Eddie Ralar was going through five hours of dialysis three days a week until Diego donated a kidney to him, becoming the first person in Hawaii to donate an organ to a stranger. That was 10 years ago this month.
"After I recovered from the surgery, it’s been fine," Diego said. "I feel a connection. I gained a new family through Eddie."
About 12 others have followed in Diego’s footsteps in the islands, dramatically improving the quality of life for the organ recipients, but more than 400 people in Hawaii are still on a waiting list for an organ transplant, said Diana Pinard, director of organizational planning and operations for the National Kidney Foundation of Hawaii. About 92 percent of them need a kidney.
The foundation is trying to sign up more people to arrange for their organs to be donated after death. To promote awareness of the fight against kidney disease, the foundation held an event Thursday, World Kidney Day, at Ala Moana Center Court. The foundation is also holding a free kidney screening at Ala Moana Hotel on Friday. Email firstname.lastname@example.org to pre-register.
Pinard said it is important to educate people about chronic kidney disease — which can be caused by diabetes, high blood pressure and heredity, among other conditions — because it is irreversible. People whose kidneys have stopped working must go on dialysis or get an organ transplant. More than 3,000 Hawaii residents are on dialysis.
Despite the long hours for dialysis, many people still live normal lives and are "heroes … because they go through the suffering every day, and they just keep going," Pinard said.
When Diego donated her kidney on March 20, 2002, she was looking for a way to give back after having relied on charity when she was raising her two boys in the 1980s. Diego’s only stipulation was that her kidney stay in Hawaii.

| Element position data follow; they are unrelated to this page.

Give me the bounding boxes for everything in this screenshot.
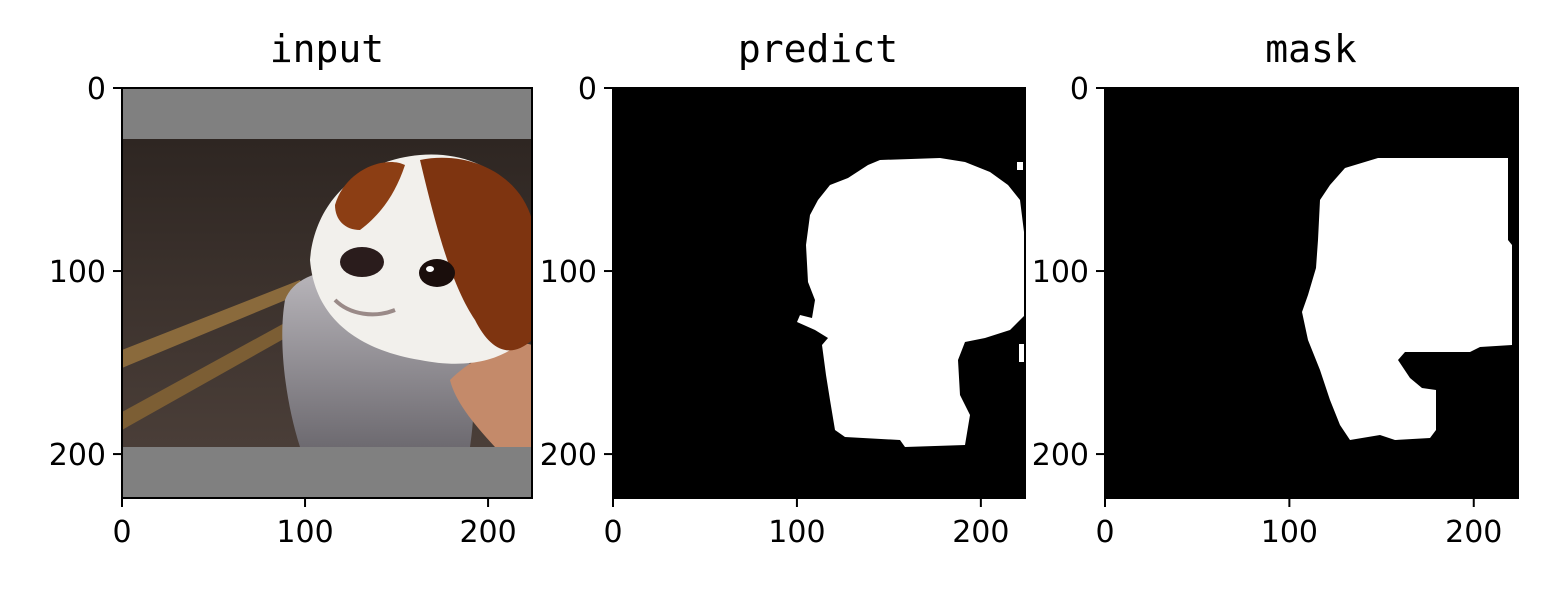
predict-ytick-label-0: 0 [578,72,597,107]
input-axes: 0 100 200 0 100 200 [49,72,517,550]
input-frame [121,87,533,499]
mask-frame [1104,87,1519,499]
mask-image [1105,88,1518,498]
predict-frame [612,87,1026,499]
input-title: input [270,27,384,71]
dog-nose [340,247,384,277]
predict-xtick-label-2: 200 [952,515,1009,550]
mask-axes: 0 100 200 0 100 200 [1032,72,1503,550]
predict-image [613,88,1025,498]
mask-xtick-label-2: 200 [1445,515,1502,550]
input-xtick-label-2: 200 [459,515,516,550]
predict-ytick-label-2: 200 [540,438,597,473]
input-ytick-label-1: 100 [49,255,106,290]
predict-speck-1 [1017,162,1023,170]
predict-speck-2 [1019,344,1025,362]
dog-mouth [333,298,396,317]
predict-foreground-blob [797,158,1025,447]
input-padding-bottom [122,447,532,498]
predict-title: predict [738,27,898,71]
dog-brown-patch-right [420,157,532,351]
input-ytick-label-2: 200 [49,438,106,473]
mask-ytick-label-0: 0 [1070,72,1089,107]
hand [450,343,532,447]
input-padding-top [122,88,532,139]
predict-axes: 0 100 200 0 100 200 [540,72,1010,550]
dog-eye-highlight [426,266,434,272]
wooden-rod-1 [122,280,305,368]
mask-title: mask [1265,27,1357,71]
input-xtick-label-1: 100 [276,515,333,550]
mask-foreground-blob [1302,158,1512,440]
mask-xtick-label-1: 100 [1261,515,1318,550]
mask-ytick-label-2: 200 [1032,438,1089,473]
panel-input: input 0 100 200 0 100 200 [49,27,533,550]
predict-ytick-label-1: 100 [540,255,597,290]
input-xtick-label-0: 0 [112,515,131,550]
input-ytick-label-0: 0 [87,72,106,107]
wooden-rod-2 [122,320,296,430]
panel-mask: mask 0 100 200 0 100 200 [1032,27,1519,550]
mask-xtick-label-0: 0 [1095,515,1114,550]
dog-eye [419,259,455,287]
predict-xtick-label-0: 0 [603,515,622,550]
predict-xtick-label-1: 100 [768,515,825,550]
input-image [122,88,532,498]
panel-predict: predict 0 100 200 0 100 200 [540,27,1026,550]
mask-ytick-label-1: 100 [1032,255,1089,290]
dog-brown-patch-left [335,161,405,230]
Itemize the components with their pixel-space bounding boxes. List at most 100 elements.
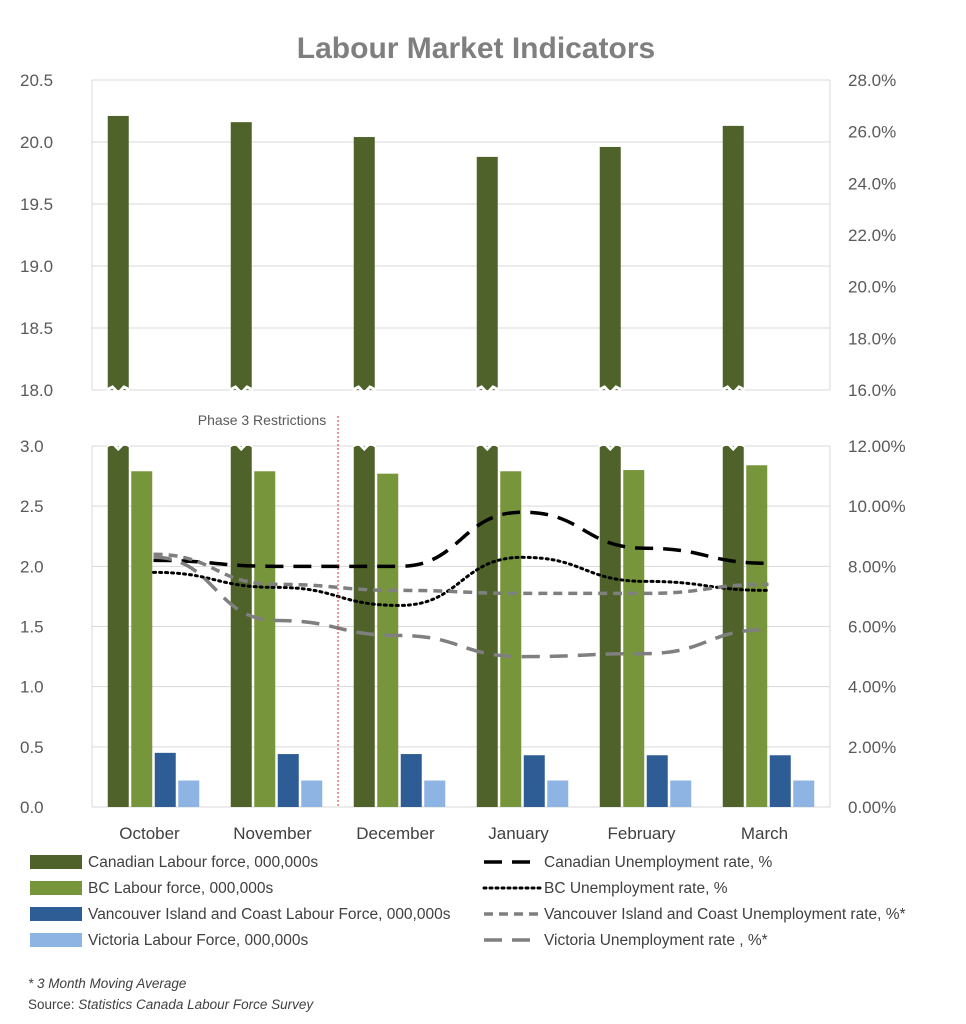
legend-victoria-labour-force-swatch [30, 933, 82, 947]
bar-vancouver-island-labour-force [523, 755, 545, 807]
bar-victoria-labour-force [301, 780, 323, 807]
source-line: Source: Statistics Canada Labour Force S… [28, 997, 314, 1012]
y-tick-label: 1.0 [20, 678, 44, 697]
x-category-label: January [488, 824, 549, 843]
chart-title: Labour Market Indicators [297, 32, 655, 65]
y2-tick-label: 28.0% [848, 71, 896, 90]
y2-tick-label: 4.00% [848, 678, 896, 697]
axis-break-marker [721, 441, 746, 452]
legend-victoria-unemployment-label: Victoria Unemployment rate , %* [544, 932, 768, 949]
y2-tick-label: 24.0% [848, 174, 896, 193]
axis-break-marker [352, 385, 377, 396]
bar-canadian-labour-force [107, 115, 129, 391]
y-tick-label: 0.0 [20, 798, 44, 817]
axis-break-marker [475, 441, 500, 452]
bar-bc-labour-force [254, 471, 276, 807]
y2-tick-label: 22.0% [848, 226, 896, 245]
line-canadian-unemployment [153, 510, 769, 569]
y-tick-label: 2.0 [20, 557, 44, 576]
axis-break-marker [598, 441, 623, 452]
bar-bc-labour-force [623, 470, 645, 807]
x-category-label: October [119, 824, 180, 843]
bar-canadian-labour-force [230, 122, 252, 390]
bar-bc-labour-force [746, 465, 768, 807]
bar-canadian-labour-force [476, 156, 498, 390]
bar-canadian-labour-force [599, 446, 621, 807]
legend-bc-labour-force-swatch [30, 881, 82, 895]
bar-canadian-labour-force [353, 446, 375, 807]
bar-vancouver-island-labour-force [646, 755, 668, 807]
unemployment-lines [152, 510, 770, 659]
bars [106, 115, 815, 807]
bar-vancouver-island-labour-force [400, 754, 422, 807]
grid-lines [91, 79, 831, 808]
bar-canadian-labour-force [476, 446, 498, 807]
legend-vancouver-island-labour-force-label: Vancouver Island and Coast Labour Force,… [88, 906, 451, 923]
x-category-label: March [741, 824, 788, 843]
legend-canadian-labour-force-label: Canadian Labour force, 000,000s [88, 854, 318, 871]
footnote: * 3 Month Moving Average [28, 976, 186, 991]
axis-break-marker [229, 441, 254, 452]
bar-vancouver-island-labour-force [154, 752, 176, 807]
bar-canadian-labour-force [722, 125, 744, 390]
legend-bc-unemployment-label: BC Unemployment rate, % [544, 880, 728, 897]
y-tick-label: 18.0 [20, 381, 53, 400]
y-tick-label: 19.0 [20, 257, 53, 276]
axis-break-marker [721, 385, 746, 396]
bar-victoria-labour-force [178, 780, 200, 807]
bar-bc-labour-force [131, 471, 153, 807]
axis-break-marker [598, 385, 623, 396]
line-victoria-unemployment [153, 555, 769, 659]
axis-break-marker [475, 385, 500, 396]
y-tick-label: 3.0 [20, 437, 44, 456]
y2-tick-label: 12.00% [848, 437, 906, 456]
y2-tick-label: 18.0% [848, 329, 896, 348]
bar-canadian-labour-force [722, 446, 744, 807]
axes: 20.5 20.0 19.5 19.0 18.5 18.0 28.0% 26.0% 24.0% 2… [20, 71, 906, 843]
x-category-label: November [233, 824, 312, 843]
legend-vancouver-island-unemployment-label: Vancouver Island and Coast Unemployment … [544, 906, 906, 923]
x-category-label: December [356, 824, 435, 843]
axis-break-marker [229, 385, 254, 396]
y2-tick-label: 16.0% [848, 381, 896, 400]
y-tick-label: 20.0 [20, 133, 53, 152]
bar-canadian-labour-force [230, 446, 252, 807]
y2-tick-label: 10.00% [848, 497, 906, 516]
y2-tick-label: 0.00% [848, 798, 896, 817]
y2-tick-label: 26.0% [848, 123, 896, 142]
bar-bc-labour-force [377, 473, 399, 807]
source-label: Source: [28, 997, 78, 1012]
bar-vancouver-island-labour-force [769, 755, 791, 807]
legend: Canadian Labour force, 000,000s BC Labour… [30, 854, 906, 949]
bar-canadian-labour-force [107, 446, 129, 807]
legend-bc-labour-force-label: BC Labour force, 000,000s [88, 880, 274, 897]
axis-break-marker [106, 385, 131, 396]
bar-victoria-labour-force [424, 780, 446, 807]
bar-vancouver-island-labour-force [277, 754, 299, 807]
line-vancouver-island-unemployment [153, 552, 769, 596]
y-tick-label: 19.5 [20, 195, 53, 214]
phase-3-annotation: Phase 3 Restrictions [198, 412, 326, 428]
legend-canadian-labour-force-swatch [30, 855, 82, 869]
y-tick-label: 20.5 [20, 71, 53, 90]
axis-break-marker [352, 441, 377, 452]
legend-victoria-labour-force-label: Victoria Labour Force, 000,000s [88, 932, 309, 949]
y2-tick-label: 8.00% [848, 557, 896, 576]
y-tick-label: 0.5 [20, 738, 44, 757]
bar-victoria-labour-force [670, 780, 692, 807]
y2-tick-label: 20.0% [848, 278, 896, 297]
y-tick-label: 2.5 [20, 497, 44, 516]
bar-canadian-labour-force [599, 146, 621, 390]
source-text: Statistics Canada Labour Force Survey [78, 997, 314, 1012]
bar-bc-labour-force [500, 471, 522, 807]
bar-victoria-labour-force [793, 780, 815, 807]
bar-canadian-labour-force [353, 137, 375, 390]
legend-canadian-unemployment-label: Canadian Unemployment rate, % [544, 854, 773, 871]
line-bc-unemployment [152, 555, 770, 607]
legend-vancouver-island-labour-force-swatch [30, 907, 82, 921]
axis-break-marker [106, 441, 131, 452]
y2-tick-label: 6.00% [848, 618, 896, 637]
y-tick-label: 1.5 [20, 618, 44, 637]
x-category-label: February [607, 824, 676, 843]
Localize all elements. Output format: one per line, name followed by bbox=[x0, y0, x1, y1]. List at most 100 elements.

She and Ralar were a 100 percent match. After meeting, they found they had several things in common, such as being the same age and each having a daughter named Nohea.
"If I had more (kidneys), I would certainly do it again," Diego said, adding that she has become friends with others who have donated organs to strangers.
Ralar, who lives on Maui, said the donation has been a blessing that’s allowed him to spend more time with his family and four grandkids, work a full-time job as a chef and perform Hawaiian music with his wife several nights a week. Ralar and Diego continue to see each other on special occasions throughout the year.
Ralar said doctors are amazed at how well he’s doing, which he said is all "thanks to Lorena, my angel."